Inarguably, wine offers many pleasures, the most obvious being derived from the consumption of ethyl alcohol, its effects on our physical and emotional states. I cannot deny this pleasure, nor do I wish to – it is a pleasure in which I, too, indulge. As with all drugs, it is a matter of dose.
Beyond this chemical-driven delight, wine offers other pleasures. For the collector, it may be finding a rare bottle, and for the adventurer, encountering a new varietal. However, for many of us – the wine lovers, the wine enthusiasts, and the casual wine drinkers – this pleasure is derived from something less concrete.
I am thinking especially of the enjoyment provided by “table wines.” Legally, this term carries specific meaning. In the United States, the Alcohol, Tobacco, Tax and Trade Bureau (TTB) (the agency responsible for regulating wine labels) defines a “table wine” as containing alcohol by volume of less than or equal to 14%. In Europe, a table wine is one that is not made according to any appellation standards for production and quality. That is, it is a wine that cannot be labeled Bourgogne or Toscana. It is not a Margaux or Chianti. Essentially, a European table wine is defined by what it is not.

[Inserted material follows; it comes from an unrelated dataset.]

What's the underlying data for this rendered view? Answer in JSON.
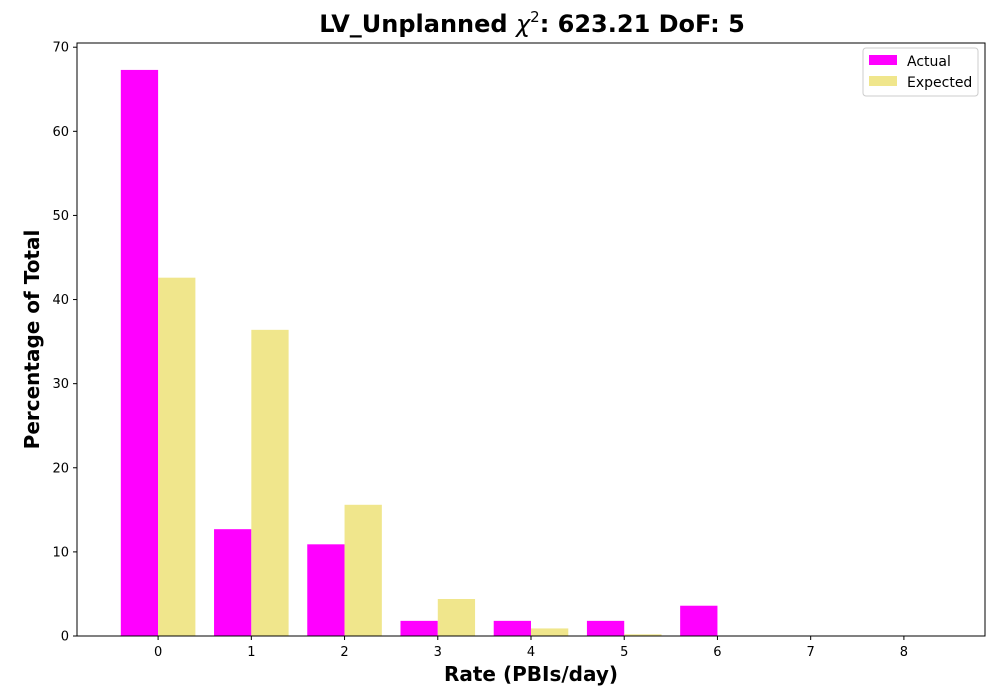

Generally, we think of table wine as a still, dry (i.e. not dessert) wine to serve with a meal.
The category itself is therefore rather vague and broad, ranging from refreshing white wines to fresh reds. It includes pizza wines and Chinese takeout wines, grilled cheese wines and burger night wines.
Often, there seems to be a negative connotation to these wines, which are relegated to “everyday drinking”. Who would Instagram a sub-sensational red wine beside a slice from the corner pizza place? #MediocreMonday?
What, then, of the easy pleasures of table wine? Wine without pretension. Table wines are made to drink young, without decanting, without time in anyone’s cellar. They are ready for the everyday, any day, ready to show off the freshness of the vintage, as refreshing citrus or silky berries. Yet, covering such a wide territory of wines, “table wine” becomes difficult to present as a sexy descriptor.
Yet there is a comfort in their enjoyment. A cozy, homey kind of pleasure in drinking pure, honest wines, with straightforward flavors that please any palate. When I am fortunate enough to enjoy a classic meal made at home – something that can be prepared easily and quickly – I enjoy the flavors, though they are not complex. Maybe I enjoy them because they are pure and honest. I enjoy how the table wine complements the dish – honest discourse at the dinner table, if only between the wine and the food.
The drinkability of table wines may be dangerous, the silky tannins of a red, the refreshing acidity of a white, each deceiving in its own way. And while table wine often refers to still wines, I extend this also to non-vintage or entry-level sparkling wines, wines with bubble and perhaps a touch of sweetness. It could even be Moscato from a can on your table tonight.